Analyse Juridique | Public des Affaires
« Quelles informations de l’offre de l’attributaire d’un contrat de la commande publique peuvent être transmises à ses concurrents ?  » un article de Marc de Monsembernard
31 mars 2023

Quels sont les documents produits et reçus par les administrations au cours d’une procédure de passation d’un contrat de la commande publique qui sont, sur le fondement des articles L. 311-1 ss. du code des relations du public et de l’administration (CRPA), communicables ?

La jurisprudence administrative a fixé les principes applicables à la communication de ces documents dont le caractère administratif, au sens du CRPA, ne soulève pas de doute, en tentant de maintenir un équilibre entre l’exigence de transparence administrative et la protection du secret des affaires, à savoir le secret des procédés, des informations économiques et financières et des stratégies commerciales ou industrielles.

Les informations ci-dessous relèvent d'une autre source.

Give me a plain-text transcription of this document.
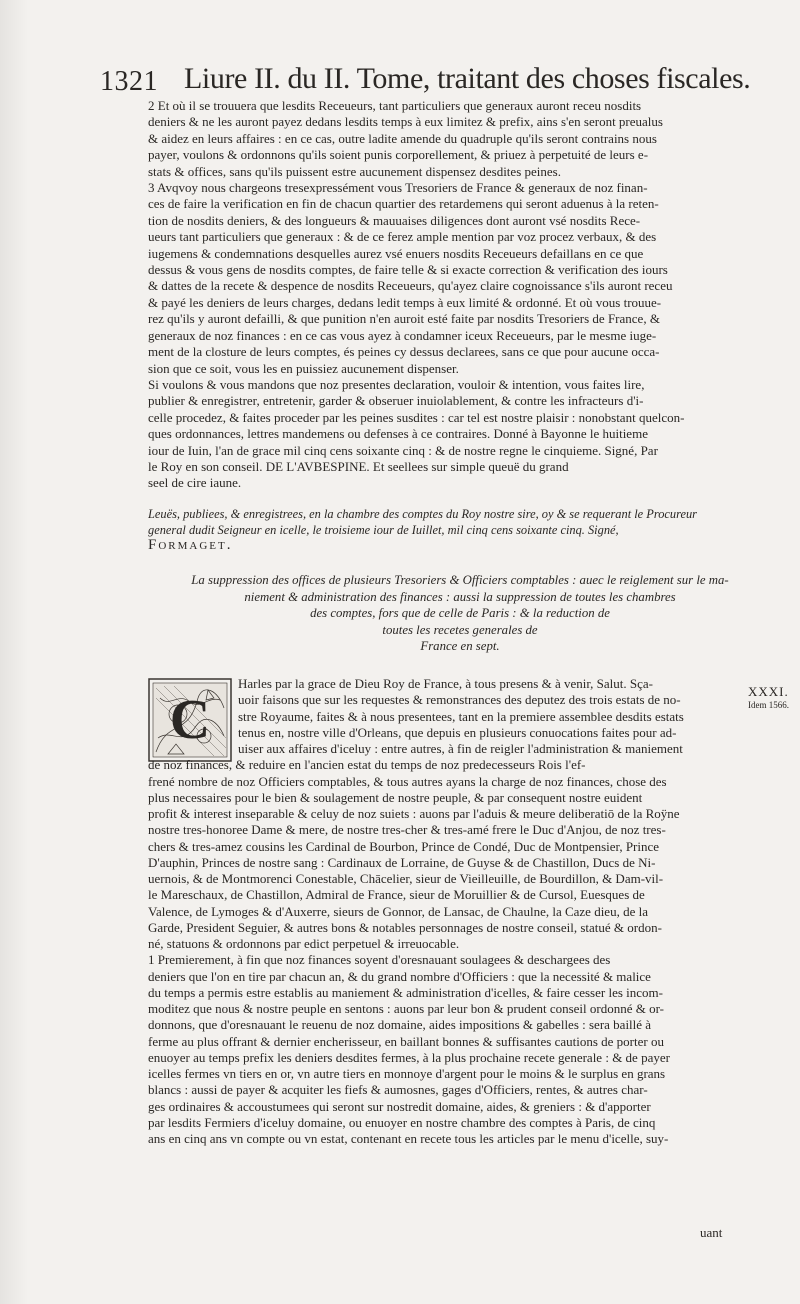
1321 Liure II. du II. Tome, traitant des choses fiscales.
2 Et où il se trouuera que lesdits Receueurs, tant particuliers que generaux auront receu nosdits
deniers & ne les auront payez dedans lesdits temps à eux limitez & prefix, ains s'en seront preualus
& aidez en leurs affaires : en ce cas, outre ladite amende du quadruple qu'ils seront contrains nous
payer, voulons & ordonnons qu'ils soient punis corporellement, & priuez à perpetuité de leurs e-
stats & offices, sans qu'ils puissent estre aucunement dispensez desdites peines.
3 Avqvoy nous chargeons tresexpressément vous Tresoriers de France & generaux de noz finan-
ces de faire la verification en fin de chacun quartier des retardemens qui seront aduenus à la reten-
tion de nosdits deniers, & des longueurs & mauuaises diligences dont auront vsé nosdits Rece-
ueurs tant particuliers que generaux : & de ce ferez ample mention par voz procez verbaux, & des
iugemens & condemnations desquelles aurez vsé enuers nosdits Receueurs defaillans en ce que
dessus & vous gens de nosdits comptes, de faire telle & si exacte correction & verification des iours
& dattes de la recete & despence de nosdits Receueurs, qu'ayez claire cognoissance s'ils auront receu
& payé les deniers de leurs charges, dedans ledit temps à eux limité & ordonné. Et où vous trouue-
rez qu'ils y auront defailli, & que punition n'en auroit esté faite par nosdits Tresoriers de France, &
generaux de noz finances : en ce cas vous ayez à condamner iceux Receueurs, par le mesme iuge-
ment de la closture de leurs comptes, és peines cy dessus declarees, sans ce que pour aucune occa-
sion que ce soit, vous les en puissiez aucunement dispenser.
Si voulons & vous mandons que noz presentes declaration, vouloir & intention, vous faites lire,
publier & enregistrer, entretenir, garder & obseruer inuiolablement, & contre les infracteurs d'i-
celle procedez, & faites proceder par les peines susdites : car tel est nostre plaisir : nonobstant quelcon-
ques ordonnances, lettres mandemens ou defenses à ce contraires. Donné à Bayonne le huitieme
iour de Iuin, l'an de grace mil cinq cens soixante cinq : & de nostre regne le cinquieme. Signé, Par
le Roy en son conseil. DE L'AVBESPINE. Et seellees sur simple queuë du grand
seel de cire iaune.
Leuës, publiees, & enregistrees, en la chambre des comptes du Roy nostre sire, oy & se requerant le Procureur
general dudit Seigneur en icelle, le troisieme iour de Iuillet, mil cinq cens soixante cinq. Signé,
Formaget.
La suppression des offices de plusieurs Tresoriers & Officiers comptables : auec le reiglement sur le ma-
niement & administration des finances : aussi la suppression de toutes les chambres
des comptes, fors que de celle de Paris : & la reduction de
toutes les recetes generales de
France en sept.
C
Harles par la grace de Dieu Roy de France, à tous presens & à venir, Salut. Sça-
uoir faisons que sur les requestes & remonstrances des deputez des trois estats de no-
stre Royaume, faites & à nous presentees, tant en la premiere assemblee desdits estats
tenus en, nostre ville d'Orleans, que depuis en plusieurs conuocations faites pour ad-
uiser aux affaires d'iceluy : entre autres, à fin de reigler l'administration & maniement
de noz finances, & reduire en l'ancien estat du temps de noz predecesseurs Rois l'ef-
frené nombre de noz Officiers comptables, & tous autres ayans la charge de noz finances, chose des
plus necessaires pour le bien & soulagement de nostre peuple, & par consequent nostre euident
profit & interest inseparable & celuy de noz suiets : auons par l'aduis & meure deliberatiō de la Roÿne
nostre tres-honoree Dame & mere, de nostre tres-cher & tres-amé frere le Duc d'Anjou, de noz tres-
chers & tres-amez cousins les Cardinal de Bourbon, Prince de Condé, Duc de Montpensier, Prince
D'auphin, Princes de nostre sang : Cardinaux de Lorraine, de Guyse & de Chastillon, Ducs de Ni-
uernois, & de Montmorenci Conestable, Chācelier, sieur de Vieilleuille, de Bourdillon, & Dam-vil-
le Mareschaux, de Chastillon, Admiral de France, sieur de Moruillier & de Cursol, Euesques de
Valence, de Lymoges & d'Auxerre, sieurs de Gonnor, de Lansac, de Chaulne, la Caze dieu, de la
Garde, President Seguier, & autres bons & notables personnages de nostre conseil, statué & ordon-
né, statuons & ordonnons par edict perpetuel & irreuocable.
1 Premierement, à fin que noz finances soyent d'oresnauant soulagees & deschargees des
deniers que l'on en tire par chacun an, & du grand nombre d'Officiers : que la necessité & malice
du temps a permis estre establis au maniement & administration d'icelles, & faire cesser les incom-
moditez que nous & nostre peuple en sentons : auons par leur bon & prudent conseil ordonné & or-
donnons, que d'oresnauant le reuenu de noz domaine, aides impositions & gabelles : sera baillé à
ferme au plus offrant & dernier encherisseur, en baillant bonnes & suffisantes cautions de porter ou
enuoyer au temps prefix les deniers desdites fermes, à la plus prochaine recete generale : & de payer
icelles fermes vn tiers en or, vn autre tiers en monnoye d'argent pour le moins & le surplus en grans
blancs : aussi de payer & acquiter les fiefs & aumosnes, gages d'Officiers, rentes, & autres char-
ges ordinaires & accoustumees qui seront sur nostredit domaine, aides, & greniers : & d'apporter
par lesdits Fermiers d'iceluy domaine, ou enuoyer en nostre chambre des comptes à Paris, de cinq
ans en cinq ans vn compte ou vn estat, contenant en recete tous les articles par le menu d'icelle, suy-
XXXI.
Idem 1566.
uant
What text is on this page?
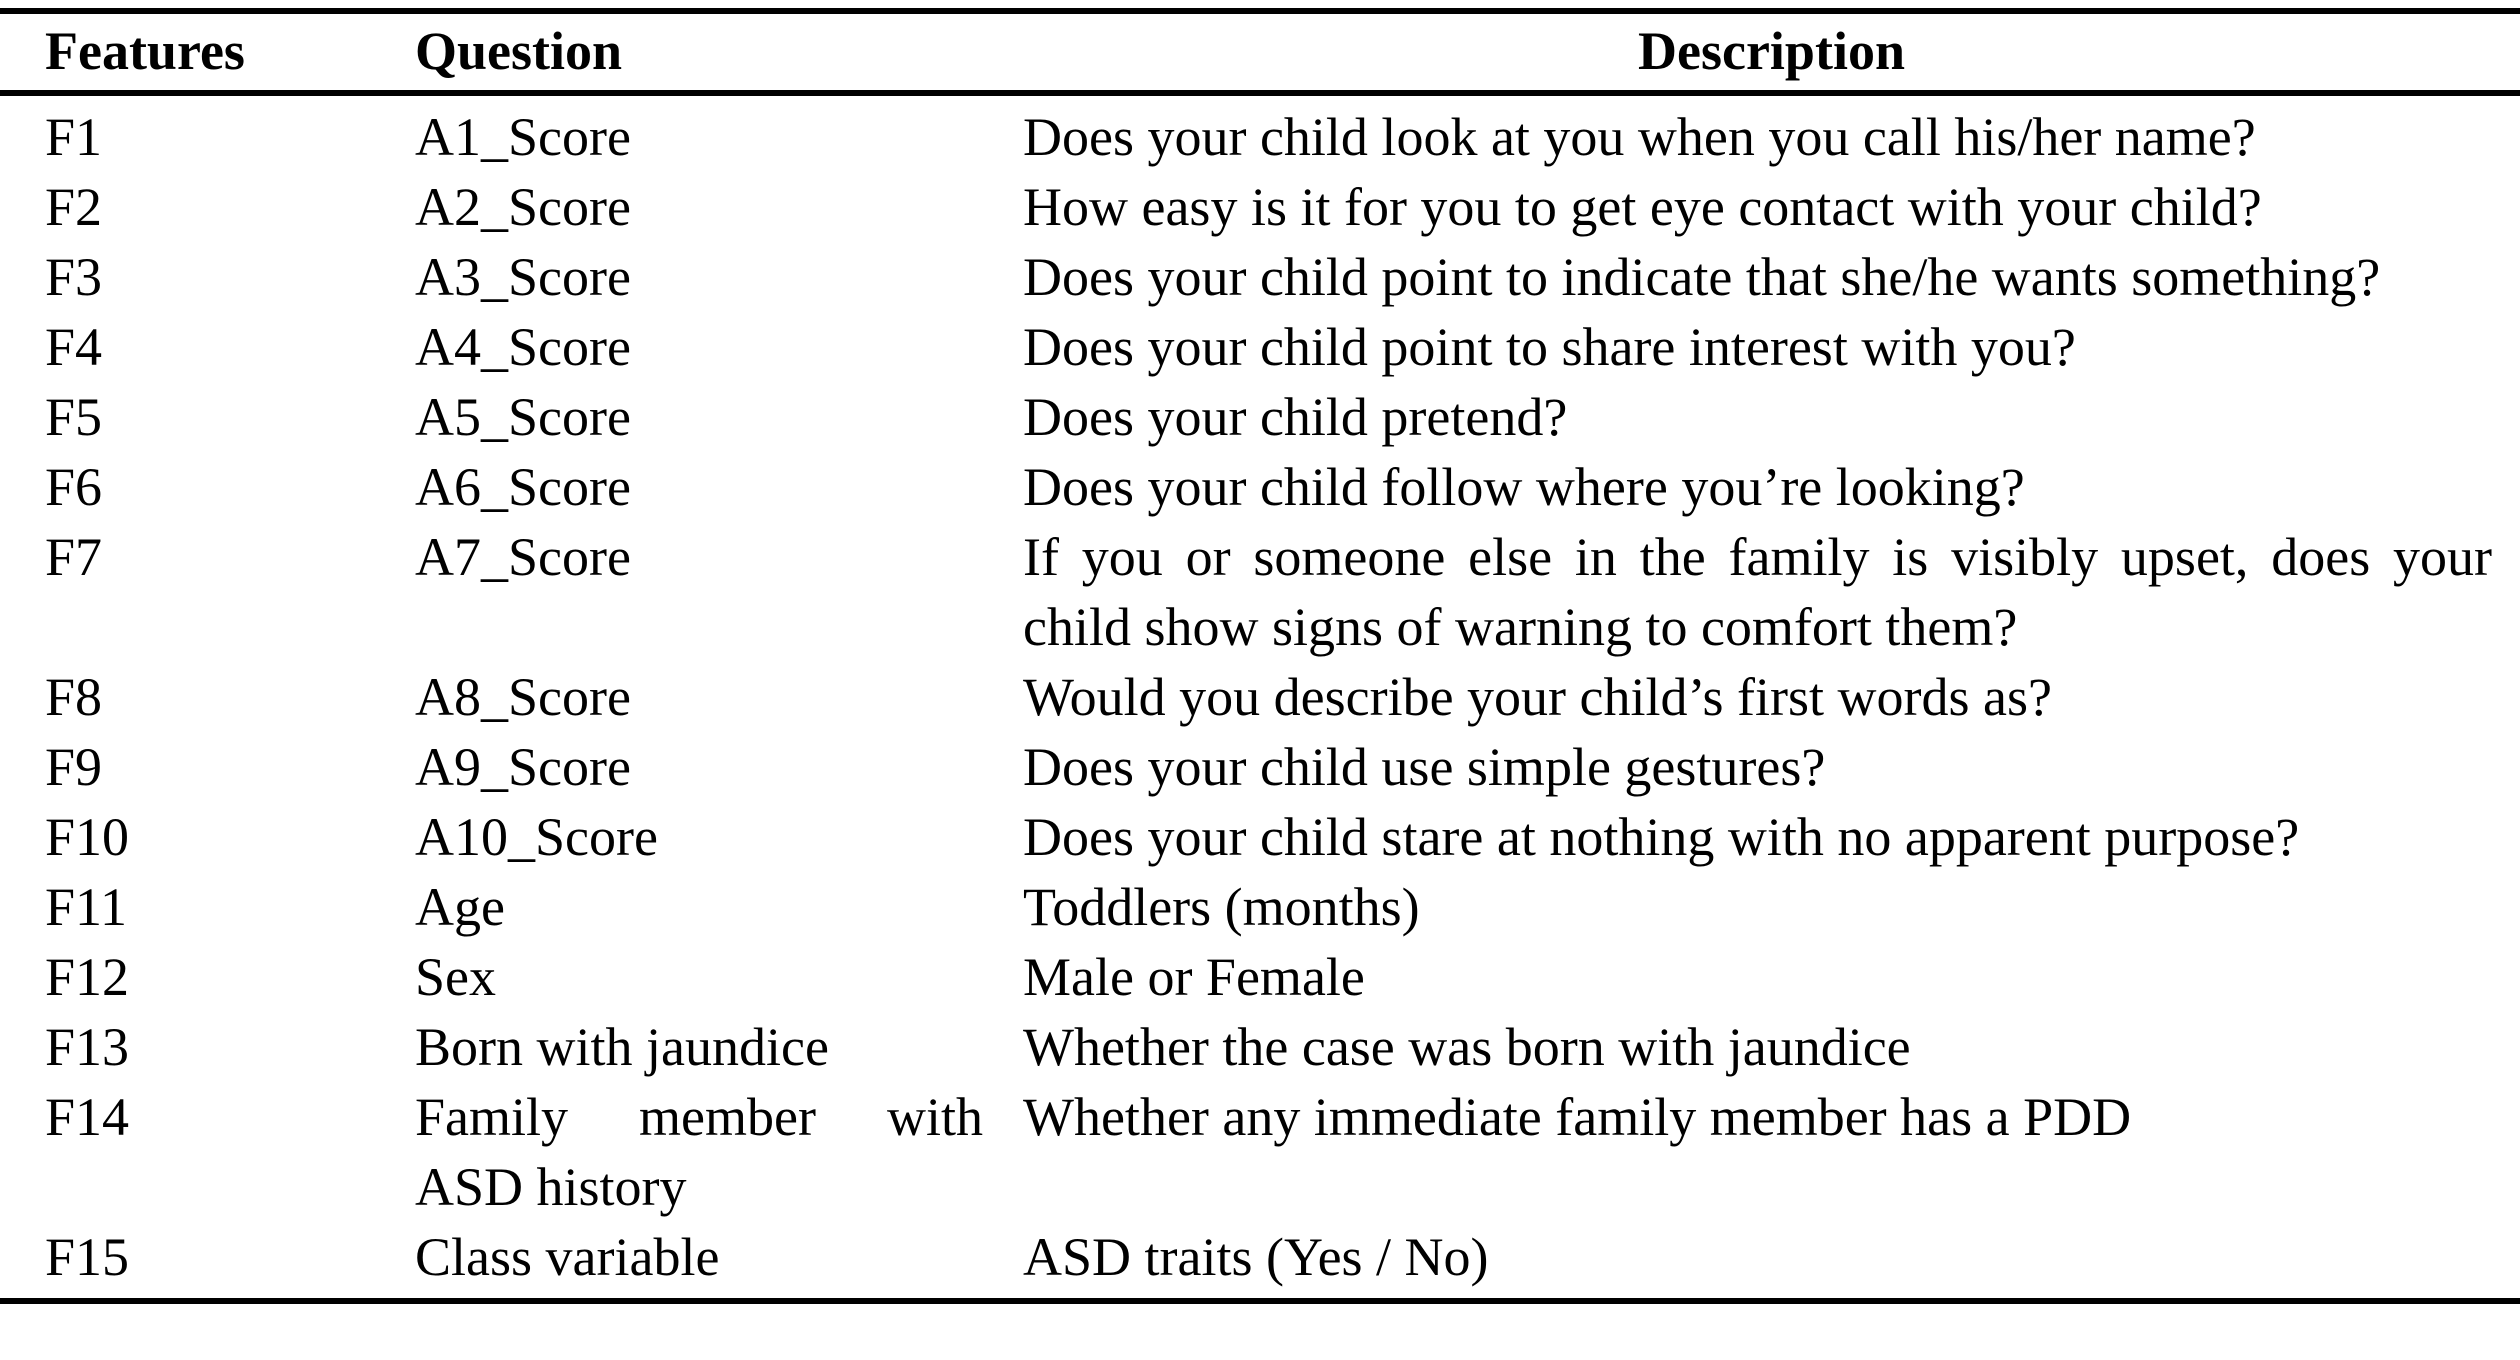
Features	Question	Description
F1	A1_Score	Does your child look at you when you call his/her name?
F2	A2_Score	How easy is it for you to get eye contact with your child?
F3	A3_Score	Does your child point to indicate that she/he wants something?
F4	A4_Score	Does your child point to share interest with you?
F5	A5_Score	Does your child pretend?
F6	A6_Score	Does your child follow where you’re looking?
F7	A7_Score	If you or someone else in the family is visibly upset, does your child show signs of warning to comfort them?
F8	A8_Score	Would you describe your child’s first words as?
F9	A9_Score	Does your child use simple gestures?
F10	A10_Score	Does your child stare at nothing with no apparent purpose?
F11	Age	Toddlers (months)
F12	Sex	Male or Female
F13	Born with jaundice	Whether the case was born with jaundice
F14	Family member with ASD history	Whether any immediate family member has a PDD
F15	Class variable	ASD traits (Yes / No)
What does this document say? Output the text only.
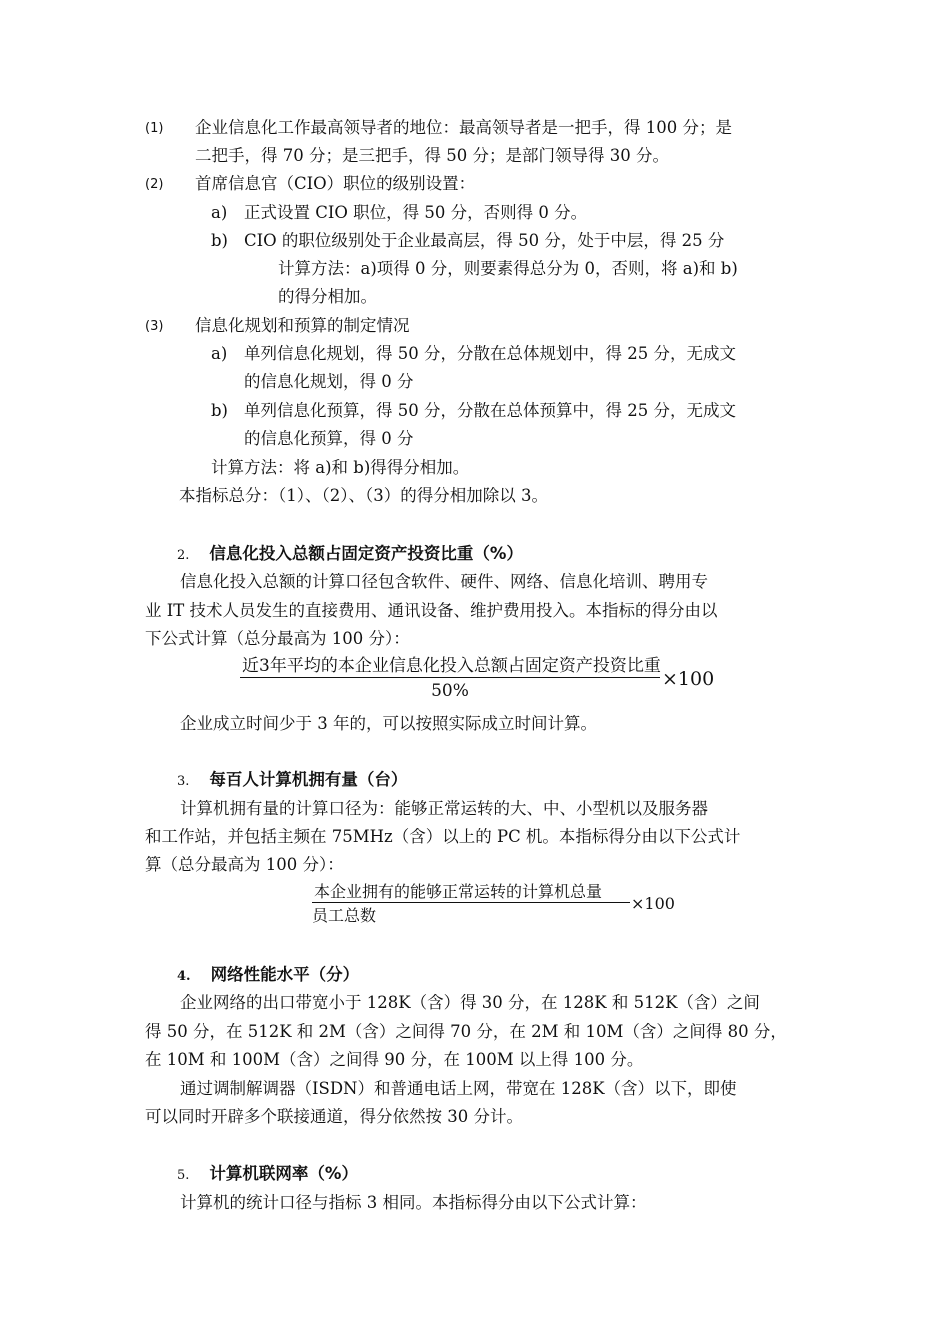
(1) 企业信息化工作最高领导者的地位：最高领导者是一把手，得 100 分；是
二把手，得 70 分；是三把手，得 50 分；是部门领导得 30 分。
(2) 首席信息官（CIO）职位的级别设置：
a) 正式设置 CIO 职位，得 50 分，否则得 0 分。
b) CIO 的职位级别处于企业最高层，得 50 分，处于中层，得 25 分
计算方法：a)项得 0 分，则要素得总分为 0，否则，将 a)和 b)
的得分相加。
(3) 信息化规划和预算的制定情况
a) 单列信息化规划，得 50 分，分散在总体规划中，得 25 分，无成文
的信息化规划，得 0 分
b) 单列信息化预算，得 50 分，分散在总体预算中，得 25 分，无成文
的信息化预算，得 0 分
计算方法：将 a)和 b)得得分相加。
本指标总分：（1）、（2）、（3）的得分相加除以 3。
2. 信息化投入总额占固定资产投资比重（%）
信息化投入总额的计算口径包含软件、硬件、网络、信息化培训、聘用专
业 IT 技术人员发生的直接费用、通讯设备、维护费用投入。本指标的得分由以
下公式计算（总分最高为 100 分）：
近3年平均的本企业信息化投入总额占固定资产投资比重
50%
×100
企业成立时间少于 3 年的，可以按照实际成立时间计算。
3. 每百人计算机拥有量（台）
计算机拥有量的计算口径为：能够正常运转的大、中、小型机以及服务器
和工作站，并包括主频在 75MHz（含）以上的 PC 机。本指标得分由以下公式计
算（总分最高为 100 分）：
本企业拥有的能够正常运转的计算机总量
员工总数
×100
4. 网络性能水平（分）
企业网络的出口带宽小于 128K（含）得 30 分，在 128K 和 512K（含）之间
得 50 分，在 512K 和 2M（含）之间得 70 分，在 2M 和 10M（含）之间得 80 分，
在 10M 和 100M（含）之间得 90 分，在 100M 以上得 100 分。
通过调制解调器（ISDN）和普通电话上网，带宽在 128K（含）以下，即使
可以同时开辟多个联接通道，得分依然按 30 分计。
5. 计算机联网率（%）
计算机的统计口径与指标 3 相同。本指标得分由以下公式计算：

Revenant sur des solutions classiques, le Conseil d’Etat a jugé que si l’acte d’engagement, le prix global de l’offre et les prestations proposées par l’entreprise attributaire étaient en principe communicables, tel n’était en revanche pas le cas du bordereau des prix unitaires de l’entreprise attributaire. Ce document reflète en effet la stratégie commerciale de l’entreprise et sa communication est susceptible de porter atteinte au secret commercial (CE 30 mars 2016, Centre hospitalier de perpignan c. Bureau européen d’assurance hospitalière, n° 375529, Lebon). De la même manière, le détail quantitatif estimatif d’un marché et l’offre finale détaillée du candidat retenu, s’ils reflètent la stratégie commerciale de l’entreprise, ne sont pas communicables (CE 28 septembre 2016, Société Armor Développement et autres, n° 390760, Lebon T.).

Le Conseil d’Etat, dans l’arrêt Ville de Paris (CE, 15 mars 2023, req. n° 465171, Lebon T.) ajoute une nouvelle pierre à l’édifice.

Par principe, les documents et informations échangés entre l’administration et un candidat lors de la phase de négociation d’un contrat de la commande publique, dès lors qu’ils révèlent par nature la stratégie commerciale du candidat, entrent dans le champ du 1° de l’article L. 311-6 du code des relations entre le public et l’administration (CRPA). Ils ne sont, par suite, pas communicables.

La question est toutefois de savoir quels sont les éléments qui bénéficient de cette protection. L’arrêt en donne une illustration, s’agissant d’une concession de services relative à la conception, la fabrication, la pose, l’entretien, la maintenance et l’exploitation de mobiliers urbain.

S’ils ne mentionnent ni les prix unitaires, ni les caractéristiques précises de ces prestations, les éléments relatifs aux engagements pris par la société attributaire à l’égard du pouvoir adjudicateur en termes de quantité et de qualité des prestations ne révèlent en eux-mêmes ni des procédés de fabrication ou ni la stratégie commerciale de l’entreprise et sont donc communicables. Tel est, en particulier, le cas des éléments relatifs aux modèles de mobilier envisagés, à leur dimensionnement, à leur qualité, incluant la nature des équipements numériques proposés, à leur esthétique, à leur évolutivité ainsi qu’à leur nombre et au calendrier de leur déploiement.